Kimi Raikkonen had to settle for the runners-up spot in the French Grand Prix on Sunday after a problem with the exhaust system on his Ferrari F2008 cost him time and dropped him behind his team-mate, Felipe Massa - the eventual victor.

Raikkonen, who started from pole, had been looking in control in the first half of the race and was looking strong until lap 37 when Massa closed the gap to just 1.7 seconds. TV cameras subsequently picked up a component flapping around at the rear of the car, and on lap 39 the Finn had to concede P1 and nurse his way to the chequered flag.

Kimi eventually finished almost 18 seconds off Massa and around 10 seconds up on Jarno Trulli, Heikki Kovalainen and Robert Kubica, who were squabbling over third, fourth and fifth.

"Obviously I am a bit disappointed because I had hoped to win," said the reigning world champion. "Unfortunately, the right exhaust pipe broke just before half-distance and the engine lost a lot of power, especially on the straight after the slow corners.
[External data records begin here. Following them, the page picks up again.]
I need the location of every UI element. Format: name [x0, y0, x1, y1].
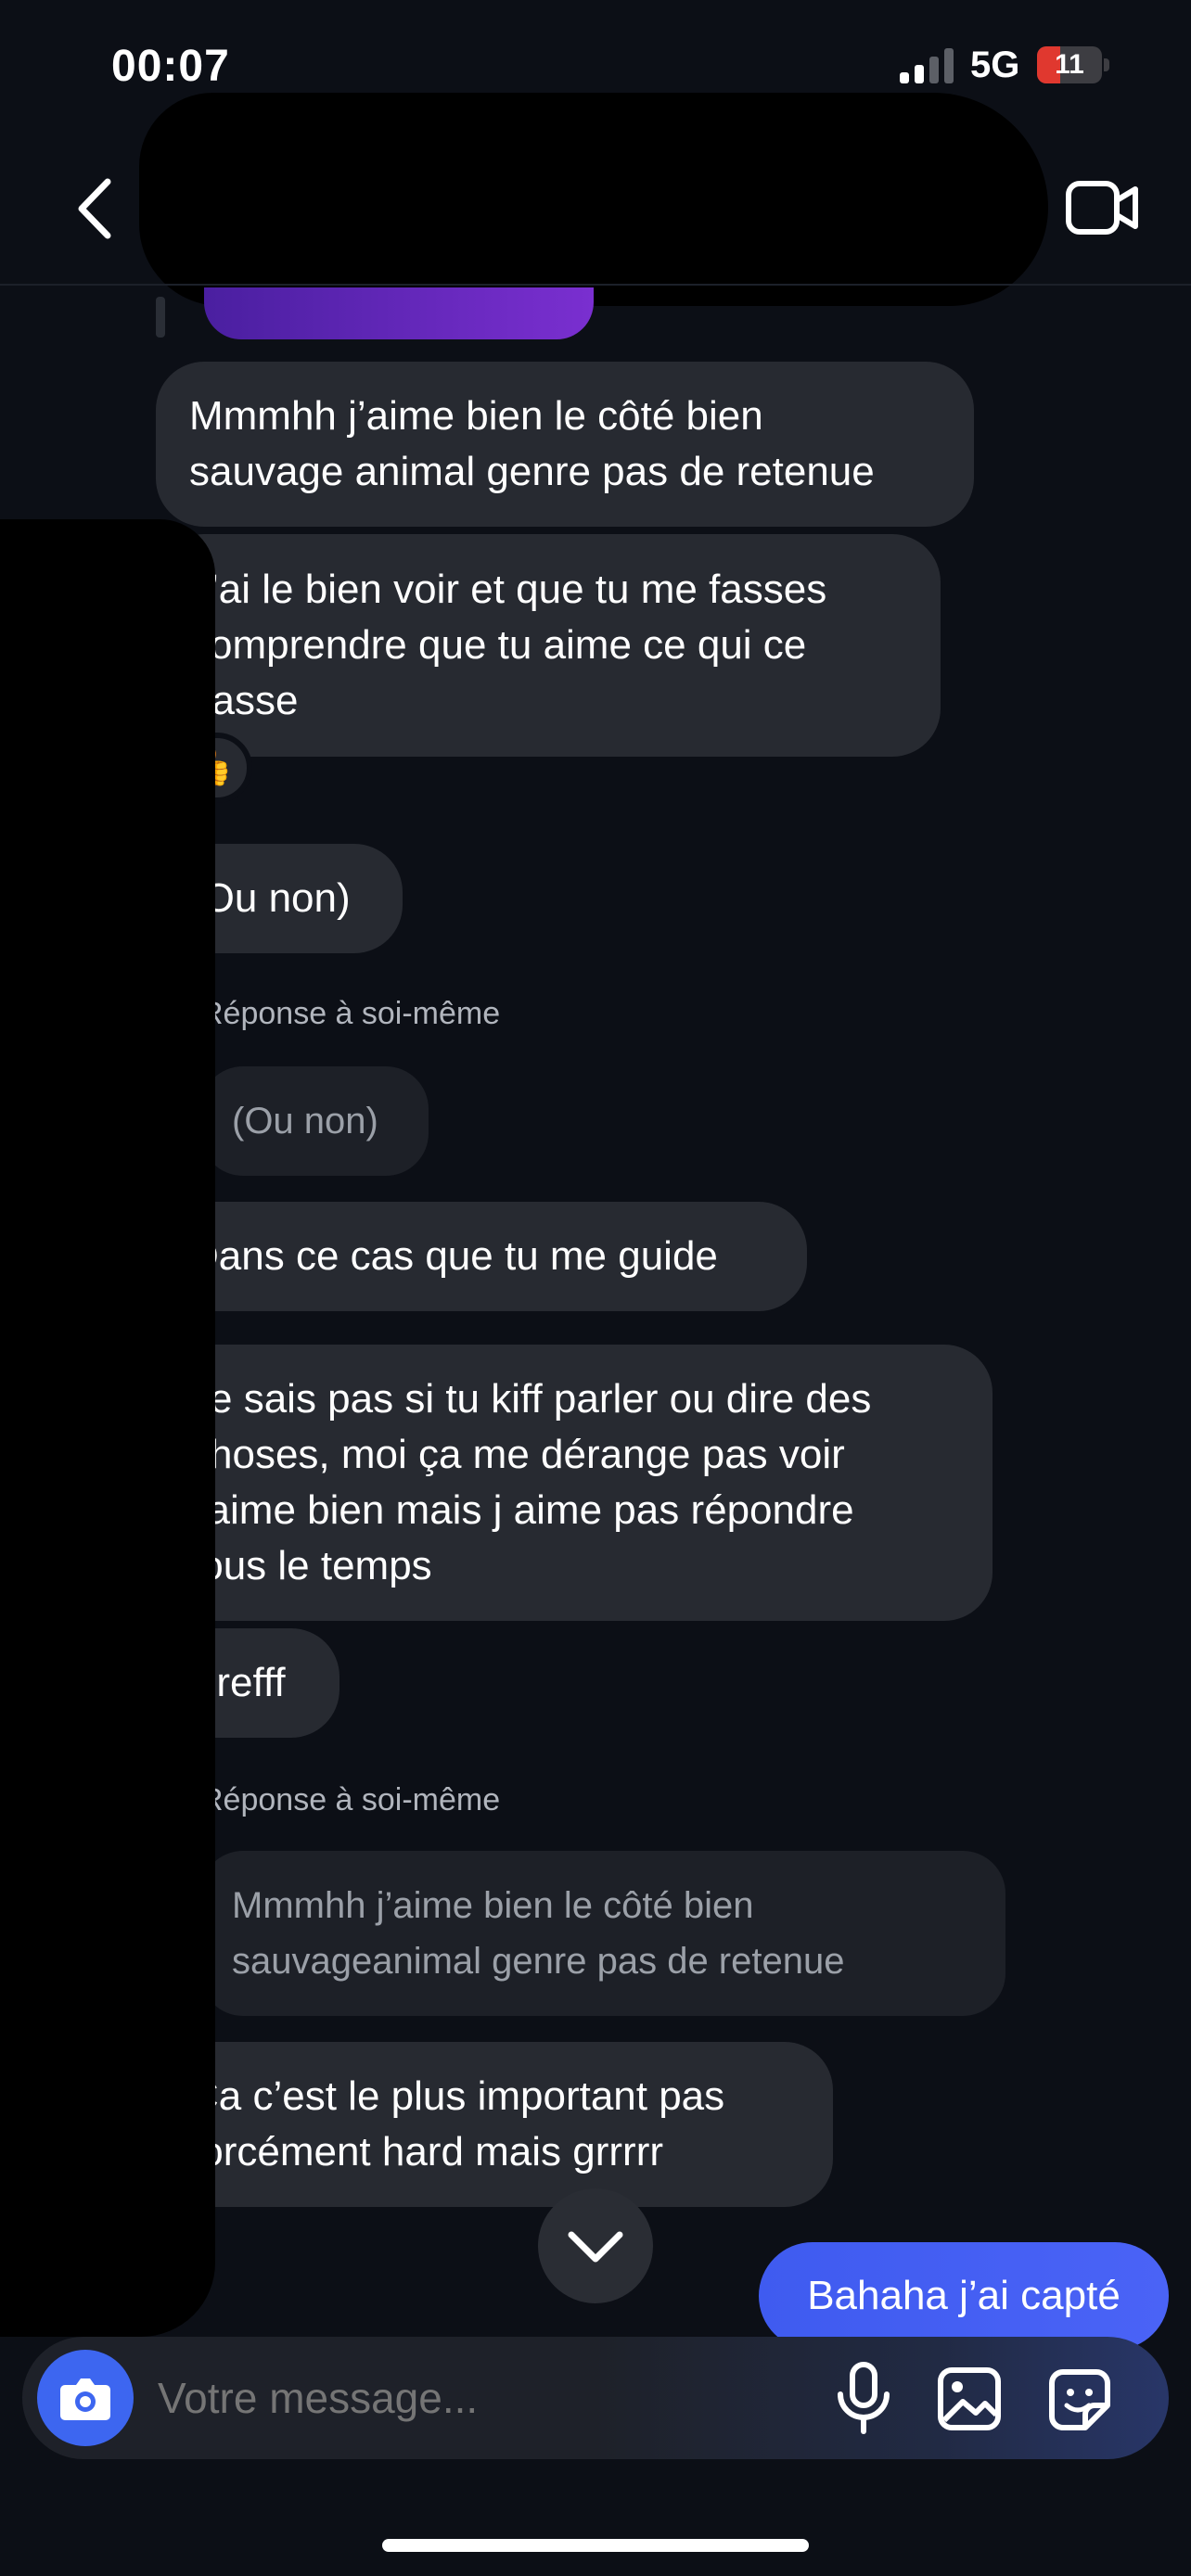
battery-icon: 11 — [1037, 46, 1109, 83]
chevron-down-icon — [568, 2231, 623, 2263]
previous-message-fragment — [204, 287, 594, 339]
message-input[interactable] — [158, 2370, 788, 2426]
outgoing-message-bubble[interactable]: Bahaha j’ai capté — [759, 2242, 1169, 2350]
back-chevron-icon[interactable] — [72, 176, 119, 241]
reply-label: Réponse à soi-même — [200, 996, 501, 1031]
message-bubble[interactable]: Ça c’est le plus important pas forcément … — [156, 2042, 833, 2207]
signal-icon — [900, 48, 954, 83]
sticker-icon[interactable] — [1046, 2366, 1113, 2433]
scroll-down-button[interactable] — [538, 2188, 653, 2303]
battery-level: 11 — [1055, 49, 1084, 80]
reply-thread-line — [156, 297, 165, 338]
camera-button[interactable] — [37, 2350, 134, 2446]
microphone-icon[interactable] — [831, 2361, 896, 2435]
camera-icon — [60, 2378, 110, 2420]
redacted-contact-name — [139, 93, 1048, 306]
message-bubble[interactable]: Je sais pas si tu kiff parler ou dire de… — [156, 1345, 992, 1621]
home-indicator[interactable] — [382, 2539, 809, 2552]
network-label: 5G — [970, 45, 1020, 85]
reply-label: Réponse à soi-même — [200, 1782, 501, 1817]
video-camera-icon[interactable] — [1065, 178, 1139, 237]
quoted-message[interactable]: (Ou non) — [200, 1066, 429, 1176]
message-bubble[interactable]: Dans ce cas que tu me guide — [156, 1202, 807, 1311]
header-divider — [0, 284, 1191, 286]
status-time: 00:07 — [111, 42, 230, 91]
image-icon[interactable] — [937, 2366, 1002, 2431]
message-bubble[interactable]: J’ai le bien voir et que tu me fasses com… — [156, 534, 941, 757]
message-bubble[interactable]: Mmmhh j’aime bien le côté bien sauvage an… — [156, 362, 974, 527]
redaction-overlay — [0, 519, 215, 2337]
quoted-message[interactable]: Mmmhh j’aime bien le côté bien sauvagean… — [200, 1851, 1005, 2016]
After a few laps, the situation seemed better, but towards the end of the race, I ran the risk of stopping.

"This sort of thing can happen in racing and I have to try and look on the bright side: eight points are still a good amount and the one-two finish is a great result for the team. Luckily, I had built up quite a good lead in the first part thanks to a car that was really very competitive.

"The F2008 is definitely very strong because usually, when you have this sort of problem, retirement is almost inevitable. There is still a long way to go in the championship. I am in a better position than I was at this stage last year: let's see what I can do in the next part of the series."

Ferrari team boss Stefano Domenicali meanwhile was apologetic for the problem that hampered Raikkonen's bid and added that they will now need to check the engine ahead of the British Grand Prix in two weeks time.

"We had started with the aim of securing the double and we managed it, despite the exhaust problem that put Kimi's race in danger around lap 35," he continued. "It proves we have all the potential to do very well, but it also confirms that we cannot allow ourselves not to be perfect in every detail, especially on the reliability front.

"I am very sorry for Kimi, who was going really well today and did a really good job to get the car to the line in these conditions. Now we will have to check on the condition of the engine on his car and evaluate what should be done for the race at Silverstone."